Dini Her Yerde Yaşamak
Mesela lisede derse giren bazı hocalar dindarlığın, yobazlık, gericilik olduğunu anlatırlar, ondan sonra derse başlarlardı. İçimizden birisi dinden bahsedecek olsa, öğretmenler olsun, öğrenciler olsun hemen alay ederlerdi…”Hey yobaz, kaçıncı asırdasın?”derlerdi. Oruç tutmak bir suç, namaz kılmak bir ayıptı. Burada ise, durum tam tersinedir. Ne kadar aldanmışız? Ne kadar aldatılmışız? Avrupa’nın dinsiz olduğunu zannederdik.
Dinsizliği ilerilik, dindarlığı gerilik sayardık. Halbuki ne kadar yanılmışız, burada herkes dinden, imandan, İsa’dan bahsediyor.
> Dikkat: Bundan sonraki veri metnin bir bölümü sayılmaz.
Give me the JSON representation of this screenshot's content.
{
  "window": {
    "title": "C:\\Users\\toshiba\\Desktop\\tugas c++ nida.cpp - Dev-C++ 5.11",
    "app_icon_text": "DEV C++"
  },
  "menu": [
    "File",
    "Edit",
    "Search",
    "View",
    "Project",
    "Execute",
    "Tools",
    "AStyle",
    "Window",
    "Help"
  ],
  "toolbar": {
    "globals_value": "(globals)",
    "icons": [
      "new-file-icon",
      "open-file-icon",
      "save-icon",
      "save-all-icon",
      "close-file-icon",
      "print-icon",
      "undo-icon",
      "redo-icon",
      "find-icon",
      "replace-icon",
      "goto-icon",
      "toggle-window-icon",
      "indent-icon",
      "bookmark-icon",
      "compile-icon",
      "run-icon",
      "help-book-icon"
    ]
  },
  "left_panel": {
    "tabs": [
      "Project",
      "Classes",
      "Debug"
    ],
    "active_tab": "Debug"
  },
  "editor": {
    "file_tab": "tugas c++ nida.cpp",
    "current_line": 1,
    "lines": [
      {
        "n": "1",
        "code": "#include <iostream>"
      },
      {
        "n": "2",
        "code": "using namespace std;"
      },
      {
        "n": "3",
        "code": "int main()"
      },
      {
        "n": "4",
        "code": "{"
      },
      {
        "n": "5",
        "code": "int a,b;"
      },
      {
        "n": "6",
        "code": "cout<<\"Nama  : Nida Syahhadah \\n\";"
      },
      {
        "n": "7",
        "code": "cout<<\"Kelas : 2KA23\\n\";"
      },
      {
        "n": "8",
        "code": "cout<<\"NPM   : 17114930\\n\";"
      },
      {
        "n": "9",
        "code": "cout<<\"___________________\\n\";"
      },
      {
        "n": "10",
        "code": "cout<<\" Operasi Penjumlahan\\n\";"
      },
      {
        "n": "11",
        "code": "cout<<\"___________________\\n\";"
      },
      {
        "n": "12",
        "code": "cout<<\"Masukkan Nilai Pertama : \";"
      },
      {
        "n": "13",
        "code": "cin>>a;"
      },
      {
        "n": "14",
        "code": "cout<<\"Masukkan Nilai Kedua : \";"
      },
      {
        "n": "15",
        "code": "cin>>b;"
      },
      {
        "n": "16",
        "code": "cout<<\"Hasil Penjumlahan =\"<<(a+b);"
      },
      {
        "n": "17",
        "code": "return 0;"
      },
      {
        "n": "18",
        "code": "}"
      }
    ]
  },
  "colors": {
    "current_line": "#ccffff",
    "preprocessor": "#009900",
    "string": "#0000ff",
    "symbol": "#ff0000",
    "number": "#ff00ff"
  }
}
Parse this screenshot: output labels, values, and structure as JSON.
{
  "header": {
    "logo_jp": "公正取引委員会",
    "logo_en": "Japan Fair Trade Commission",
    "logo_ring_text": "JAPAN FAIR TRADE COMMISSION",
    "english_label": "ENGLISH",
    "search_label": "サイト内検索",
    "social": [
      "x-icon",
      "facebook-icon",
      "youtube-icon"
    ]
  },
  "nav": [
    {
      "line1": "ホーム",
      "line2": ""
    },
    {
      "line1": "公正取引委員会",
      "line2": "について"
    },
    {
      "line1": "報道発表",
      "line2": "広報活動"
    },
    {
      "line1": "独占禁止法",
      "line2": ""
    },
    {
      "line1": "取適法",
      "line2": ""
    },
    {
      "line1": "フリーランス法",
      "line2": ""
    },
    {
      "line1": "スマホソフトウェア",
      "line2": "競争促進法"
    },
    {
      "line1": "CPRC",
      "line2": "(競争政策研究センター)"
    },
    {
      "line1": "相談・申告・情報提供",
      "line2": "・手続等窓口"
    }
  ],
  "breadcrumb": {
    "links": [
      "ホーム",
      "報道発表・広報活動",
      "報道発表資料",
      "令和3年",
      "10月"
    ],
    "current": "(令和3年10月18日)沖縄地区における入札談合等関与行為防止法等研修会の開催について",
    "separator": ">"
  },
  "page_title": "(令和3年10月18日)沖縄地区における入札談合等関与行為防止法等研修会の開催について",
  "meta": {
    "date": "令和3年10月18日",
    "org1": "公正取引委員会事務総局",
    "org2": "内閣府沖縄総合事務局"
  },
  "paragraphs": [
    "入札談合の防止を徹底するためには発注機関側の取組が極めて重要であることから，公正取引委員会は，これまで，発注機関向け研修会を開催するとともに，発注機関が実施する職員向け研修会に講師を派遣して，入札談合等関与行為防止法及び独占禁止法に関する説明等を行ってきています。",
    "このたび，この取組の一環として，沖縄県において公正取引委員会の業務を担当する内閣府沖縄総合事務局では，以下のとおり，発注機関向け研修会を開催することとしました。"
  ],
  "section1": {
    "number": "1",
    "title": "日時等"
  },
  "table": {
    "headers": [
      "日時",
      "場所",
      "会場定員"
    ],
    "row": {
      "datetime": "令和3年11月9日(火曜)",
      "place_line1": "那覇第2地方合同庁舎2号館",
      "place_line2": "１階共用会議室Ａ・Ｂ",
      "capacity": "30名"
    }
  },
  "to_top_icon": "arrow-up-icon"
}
Dinsizler ise pek sevilmiyor. Çoğu kimsenin cebinde İncil var.
Hristiyan Olması
Bütün bunların karşısında içimde bir boşluk duydum. Hristiyanların çoğu ibadet ediyordu. Ben ise ne kendi dinimden, ne de onların dininden bir şey bilmiyordum. Yavaş yavaş Hristiyanlığı öğrenmek için bir merak sardı beni. Öğrendim ve nihayet işte Hristiyan oldum.
Artık tahsil masraflarımı kilise üzerine aldı. Bundan sonra bana, ister mektup gönderin, ister göndermeyin. Siz bilirsiniz, ama tekrar ediyorum: Eğer dinimi terk edip günahkar olmuşsam, bu günah tamamen size aittir. Allah sizi affetsin.
Ailelerin çocuklarına Kuran-ı kerim ve peygamberimizin sünnetlerini öğretmesi gerekir. Kendileri de bu örneklere göre yaşamalıdır. Yeni neslin elden kayıp gitmesi bu kadar kolaydır. Bu nedenle mutlaka çocuklara iyi eğitim verilmesi gerekiyor.
Fransa’ya Okumak İçin Giden Gencin Ailesine Yazdığı Mektup.